Our ILA Round Table workshop was recorded today with Dr. Louis Landesman acting as leading expert on fertilization tips for duckweed production. It’s an hour long but one of the best hours you could spend if you were really interested in growing duckweed for urban farming or commercial purposes.
Thanks, Louis. Wonderful job!
A sunny window and spring green loveliness of happy duckweed make up for the damp chill of March. This duckweed was grown primarily on aquarium water from my goldfish with a bit of trace pond muck for micronutrients. It is doubling every three days at present. Another month and sunlight intensity will move that growth rate up to nearly a doubling every one and a half days.
Photo taken by my good friend, Linda King.
Now that it’s getting chilly here and winter is drawing closer, the question looms, “Can you grow duckweed year-round?”
I’ve tried it in various small pond to indoor sites and found that it is possible to at least extend the season by a couple of months here in Western Kentucky with nothing more than temporary greenhouse coverings or window sill batches, depending on how much you REALLY want to grow in mid-winter. I usually start up some trays of duckweed under florescent grow lights but have found that natural light does a better job. In a pinch, I’ve done a bit of both- natural daylight supplemented by florescent T-5 or T-8’s.
BTW: T-5’s are more energy efficient than T-8’s, which in turn are more efficient than T-12’s. However, there is a trade-off in terms of sustainability- if you’ve GOT T-12 fixtures and only are going to use them for a few extra hours a day to supplement natural daylight AND can benefit from their use by using them in a living space to light your den, reading nook, etc… then I recommend you continue to use them as is. If you have to go out and purchase fixtures- shoot for the 4 foot long T-8’s with 6500K Daylite bulbs or order T-5’s as you can afford them for best energy conversion. Here is a great read on indoor fixture and bulb selection.

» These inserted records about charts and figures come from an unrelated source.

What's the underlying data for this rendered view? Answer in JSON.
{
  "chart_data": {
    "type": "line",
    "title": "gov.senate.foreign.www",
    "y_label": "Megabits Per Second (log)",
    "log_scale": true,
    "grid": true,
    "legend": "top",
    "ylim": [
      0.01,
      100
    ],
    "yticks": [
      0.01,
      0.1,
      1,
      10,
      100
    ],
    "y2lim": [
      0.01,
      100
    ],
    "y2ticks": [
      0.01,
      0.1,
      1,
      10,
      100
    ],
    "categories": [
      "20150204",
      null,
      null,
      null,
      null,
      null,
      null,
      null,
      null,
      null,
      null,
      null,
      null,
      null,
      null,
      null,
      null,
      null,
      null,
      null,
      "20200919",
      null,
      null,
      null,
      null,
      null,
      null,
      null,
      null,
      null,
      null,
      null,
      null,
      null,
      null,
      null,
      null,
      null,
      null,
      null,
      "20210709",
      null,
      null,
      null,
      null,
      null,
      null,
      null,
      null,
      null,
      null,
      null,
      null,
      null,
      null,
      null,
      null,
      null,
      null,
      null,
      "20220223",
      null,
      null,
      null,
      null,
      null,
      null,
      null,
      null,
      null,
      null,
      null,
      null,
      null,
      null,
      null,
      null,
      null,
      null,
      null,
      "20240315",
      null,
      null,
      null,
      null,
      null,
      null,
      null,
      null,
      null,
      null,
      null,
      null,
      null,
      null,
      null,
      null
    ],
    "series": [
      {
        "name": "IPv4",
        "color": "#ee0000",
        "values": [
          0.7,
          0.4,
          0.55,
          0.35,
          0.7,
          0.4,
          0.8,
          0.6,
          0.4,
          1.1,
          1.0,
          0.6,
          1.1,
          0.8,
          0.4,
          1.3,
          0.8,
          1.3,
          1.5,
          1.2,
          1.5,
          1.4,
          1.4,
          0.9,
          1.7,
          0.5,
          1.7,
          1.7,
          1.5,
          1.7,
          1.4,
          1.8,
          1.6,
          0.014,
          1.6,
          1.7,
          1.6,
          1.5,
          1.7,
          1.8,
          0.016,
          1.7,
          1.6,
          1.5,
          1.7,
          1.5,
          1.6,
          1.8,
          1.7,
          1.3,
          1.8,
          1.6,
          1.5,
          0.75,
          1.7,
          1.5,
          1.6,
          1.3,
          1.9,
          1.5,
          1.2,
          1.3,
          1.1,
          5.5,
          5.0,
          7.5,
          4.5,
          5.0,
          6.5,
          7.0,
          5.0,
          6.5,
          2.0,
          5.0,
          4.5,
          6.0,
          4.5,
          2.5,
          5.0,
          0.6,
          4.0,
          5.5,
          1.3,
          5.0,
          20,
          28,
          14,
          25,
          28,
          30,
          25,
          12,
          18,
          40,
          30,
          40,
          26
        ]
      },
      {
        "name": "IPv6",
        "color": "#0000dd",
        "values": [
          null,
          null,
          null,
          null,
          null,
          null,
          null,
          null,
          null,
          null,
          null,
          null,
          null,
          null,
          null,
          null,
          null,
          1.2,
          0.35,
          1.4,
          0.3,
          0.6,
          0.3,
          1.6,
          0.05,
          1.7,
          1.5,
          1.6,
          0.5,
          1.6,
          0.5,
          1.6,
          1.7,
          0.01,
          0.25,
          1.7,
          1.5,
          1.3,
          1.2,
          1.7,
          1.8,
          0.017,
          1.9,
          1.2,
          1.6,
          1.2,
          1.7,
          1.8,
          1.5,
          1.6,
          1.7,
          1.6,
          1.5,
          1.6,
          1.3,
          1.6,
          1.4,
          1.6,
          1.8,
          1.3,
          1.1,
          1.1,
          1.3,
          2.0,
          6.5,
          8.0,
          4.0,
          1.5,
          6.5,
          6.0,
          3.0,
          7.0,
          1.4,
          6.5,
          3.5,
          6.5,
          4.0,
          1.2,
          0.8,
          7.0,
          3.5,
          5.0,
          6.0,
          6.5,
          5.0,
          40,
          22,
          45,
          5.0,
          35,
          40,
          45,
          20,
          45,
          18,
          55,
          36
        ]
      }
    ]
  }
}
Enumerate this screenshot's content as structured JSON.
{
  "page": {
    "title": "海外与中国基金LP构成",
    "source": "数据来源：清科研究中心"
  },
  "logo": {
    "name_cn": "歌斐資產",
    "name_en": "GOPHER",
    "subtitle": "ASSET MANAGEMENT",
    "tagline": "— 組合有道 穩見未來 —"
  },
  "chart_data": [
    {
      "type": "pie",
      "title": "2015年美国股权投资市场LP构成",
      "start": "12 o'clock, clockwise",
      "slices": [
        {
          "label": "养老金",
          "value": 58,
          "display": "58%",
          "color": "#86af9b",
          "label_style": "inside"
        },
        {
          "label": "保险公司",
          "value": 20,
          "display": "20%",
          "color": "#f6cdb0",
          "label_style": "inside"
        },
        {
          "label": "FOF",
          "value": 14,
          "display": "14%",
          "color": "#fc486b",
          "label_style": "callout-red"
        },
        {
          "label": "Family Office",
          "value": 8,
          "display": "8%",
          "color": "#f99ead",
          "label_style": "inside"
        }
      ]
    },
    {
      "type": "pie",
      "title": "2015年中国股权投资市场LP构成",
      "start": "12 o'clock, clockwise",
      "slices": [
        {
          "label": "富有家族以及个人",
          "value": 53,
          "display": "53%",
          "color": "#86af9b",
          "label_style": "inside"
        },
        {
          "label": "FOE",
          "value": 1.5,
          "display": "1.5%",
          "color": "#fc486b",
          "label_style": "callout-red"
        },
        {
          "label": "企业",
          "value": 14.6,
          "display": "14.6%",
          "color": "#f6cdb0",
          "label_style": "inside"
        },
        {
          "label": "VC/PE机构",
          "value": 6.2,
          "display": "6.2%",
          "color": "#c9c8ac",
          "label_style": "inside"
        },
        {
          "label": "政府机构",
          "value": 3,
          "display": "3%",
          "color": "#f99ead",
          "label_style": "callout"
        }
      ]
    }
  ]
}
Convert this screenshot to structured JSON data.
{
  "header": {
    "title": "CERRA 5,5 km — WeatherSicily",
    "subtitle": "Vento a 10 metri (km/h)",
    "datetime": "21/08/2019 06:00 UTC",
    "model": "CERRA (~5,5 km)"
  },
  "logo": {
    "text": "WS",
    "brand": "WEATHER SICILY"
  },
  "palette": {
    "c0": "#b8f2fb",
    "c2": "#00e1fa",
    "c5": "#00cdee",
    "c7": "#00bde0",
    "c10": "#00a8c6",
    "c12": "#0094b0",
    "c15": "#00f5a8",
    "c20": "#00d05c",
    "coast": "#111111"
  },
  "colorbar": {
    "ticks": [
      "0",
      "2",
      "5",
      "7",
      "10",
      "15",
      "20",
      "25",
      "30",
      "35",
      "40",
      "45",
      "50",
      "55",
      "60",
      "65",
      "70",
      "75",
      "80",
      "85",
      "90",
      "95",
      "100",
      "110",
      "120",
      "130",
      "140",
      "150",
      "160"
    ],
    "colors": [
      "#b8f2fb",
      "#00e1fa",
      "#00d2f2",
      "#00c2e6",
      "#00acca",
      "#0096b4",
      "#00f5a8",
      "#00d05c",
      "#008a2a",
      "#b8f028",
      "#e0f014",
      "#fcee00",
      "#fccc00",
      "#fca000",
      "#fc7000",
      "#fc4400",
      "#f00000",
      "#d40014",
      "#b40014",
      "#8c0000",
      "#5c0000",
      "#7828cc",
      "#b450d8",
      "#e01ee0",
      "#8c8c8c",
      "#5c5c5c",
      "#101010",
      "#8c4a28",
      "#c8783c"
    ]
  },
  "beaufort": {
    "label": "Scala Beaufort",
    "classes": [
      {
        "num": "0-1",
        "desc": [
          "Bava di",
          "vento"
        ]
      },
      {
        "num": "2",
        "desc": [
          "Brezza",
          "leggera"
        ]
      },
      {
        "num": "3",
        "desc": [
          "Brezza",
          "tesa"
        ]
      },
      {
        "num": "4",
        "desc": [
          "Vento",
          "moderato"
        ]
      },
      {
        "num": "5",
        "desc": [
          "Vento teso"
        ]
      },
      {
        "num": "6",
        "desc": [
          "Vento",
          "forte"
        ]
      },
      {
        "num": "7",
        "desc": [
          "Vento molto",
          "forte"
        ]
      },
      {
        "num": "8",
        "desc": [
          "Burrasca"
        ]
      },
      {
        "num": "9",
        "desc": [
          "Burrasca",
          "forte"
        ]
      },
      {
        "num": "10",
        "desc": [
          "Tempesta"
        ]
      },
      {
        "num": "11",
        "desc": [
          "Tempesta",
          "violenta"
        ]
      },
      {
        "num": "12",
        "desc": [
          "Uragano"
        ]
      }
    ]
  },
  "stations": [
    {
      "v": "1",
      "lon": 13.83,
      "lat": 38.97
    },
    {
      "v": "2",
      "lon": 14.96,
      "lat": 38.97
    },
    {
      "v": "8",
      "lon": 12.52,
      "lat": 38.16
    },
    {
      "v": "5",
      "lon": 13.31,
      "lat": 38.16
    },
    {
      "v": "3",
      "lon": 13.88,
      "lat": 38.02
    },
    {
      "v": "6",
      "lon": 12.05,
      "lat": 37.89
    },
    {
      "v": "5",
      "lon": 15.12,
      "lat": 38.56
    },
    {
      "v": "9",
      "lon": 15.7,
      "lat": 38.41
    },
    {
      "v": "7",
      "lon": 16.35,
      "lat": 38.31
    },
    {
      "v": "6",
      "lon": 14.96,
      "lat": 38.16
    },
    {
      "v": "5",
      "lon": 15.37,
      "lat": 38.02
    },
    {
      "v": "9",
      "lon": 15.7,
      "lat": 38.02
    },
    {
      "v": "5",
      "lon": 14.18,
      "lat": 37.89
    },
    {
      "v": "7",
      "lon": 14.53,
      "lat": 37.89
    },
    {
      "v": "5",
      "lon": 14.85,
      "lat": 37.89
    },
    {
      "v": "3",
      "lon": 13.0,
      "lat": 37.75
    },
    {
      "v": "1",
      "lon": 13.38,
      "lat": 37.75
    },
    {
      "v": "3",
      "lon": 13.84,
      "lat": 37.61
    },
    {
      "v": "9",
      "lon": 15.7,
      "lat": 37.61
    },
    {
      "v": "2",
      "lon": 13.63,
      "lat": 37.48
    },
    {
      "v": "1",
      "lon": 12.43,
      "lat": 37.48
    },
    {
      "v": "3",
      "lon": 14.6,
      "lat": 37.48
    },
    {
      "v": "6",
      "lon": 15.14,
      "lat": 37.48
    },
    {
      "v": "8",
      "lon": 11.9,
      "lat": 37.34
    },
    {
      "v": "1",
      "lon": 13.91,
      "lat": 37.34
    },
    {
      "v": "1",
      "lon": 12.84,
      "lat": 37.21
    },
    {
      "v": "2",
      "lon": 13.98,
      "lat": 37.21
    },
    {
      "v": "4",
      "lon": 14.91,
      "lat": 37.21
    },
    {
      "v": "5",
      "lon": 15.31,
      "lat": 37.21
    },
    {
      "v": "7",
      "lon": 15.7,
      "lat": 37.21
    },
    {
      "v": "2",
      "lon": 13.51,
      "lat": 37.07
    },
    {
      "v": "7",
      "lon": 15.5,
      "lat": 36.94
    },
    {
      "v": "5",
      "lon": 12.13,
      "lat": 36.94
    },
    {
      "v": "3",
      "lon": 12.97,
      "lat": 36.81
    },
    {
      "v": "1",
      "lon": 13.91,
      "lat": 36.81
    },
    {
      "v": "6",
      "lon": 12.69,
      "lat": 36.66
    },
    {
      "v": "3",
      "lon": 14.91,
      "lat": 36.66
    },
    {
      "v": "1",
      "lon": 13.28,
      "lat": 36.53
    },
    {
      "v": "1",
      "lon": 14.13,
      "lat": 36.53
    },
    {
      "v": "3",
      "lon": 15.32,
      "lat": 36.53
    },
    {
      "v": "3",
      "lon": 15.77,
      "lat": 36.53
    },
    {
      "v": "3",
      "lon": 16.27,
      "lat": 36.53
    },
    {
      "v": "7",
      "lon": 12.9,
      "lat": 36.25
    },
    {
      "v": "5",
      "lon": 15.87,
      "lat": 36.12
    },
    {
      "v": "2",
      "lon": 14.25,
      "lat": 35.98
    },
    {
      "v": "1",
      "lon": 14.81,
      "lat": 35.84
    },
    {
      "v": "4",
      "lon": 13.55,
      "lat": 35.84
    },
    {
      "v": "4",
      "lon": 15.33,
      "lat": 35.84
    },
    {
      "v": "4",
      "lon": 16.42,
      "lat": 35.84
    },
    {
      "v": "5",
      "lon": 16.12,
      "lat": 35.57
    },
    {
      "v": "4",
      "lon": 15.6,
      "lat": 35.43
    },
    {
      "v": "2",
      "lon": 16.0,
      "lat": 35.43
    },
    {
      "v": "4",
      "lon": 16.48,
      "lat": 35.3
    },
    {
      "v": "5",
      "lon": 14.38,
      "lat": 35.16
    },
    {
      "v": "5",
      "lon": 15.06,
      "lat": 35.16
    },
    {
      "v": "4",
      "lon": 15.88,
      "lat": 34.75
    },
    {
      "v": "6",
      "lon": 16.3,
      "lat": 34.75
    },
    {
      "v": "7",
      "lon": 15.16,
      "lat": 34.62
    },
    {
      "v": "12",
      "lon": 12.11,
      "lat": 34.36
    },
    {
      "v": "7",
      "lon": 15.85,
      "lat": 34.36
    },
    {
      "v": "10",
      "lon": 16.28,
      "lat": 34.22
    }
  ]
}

If growing duckweed outdoors in kiddie pools, consider a simple plastic covering, anchored around the perimeter with boards and held up in the center by an upturned cement block in the water. Simple, fast, and while a bit on the ugly side, will extend your season by a month or two at the very least.
If you have a larger open pond, consider letting nature take a rest and coast until spring. Be sure to harvest enough to keep your window sills green and your heart hopeful when the snow is piling up outside. Your goldfish will love you for it.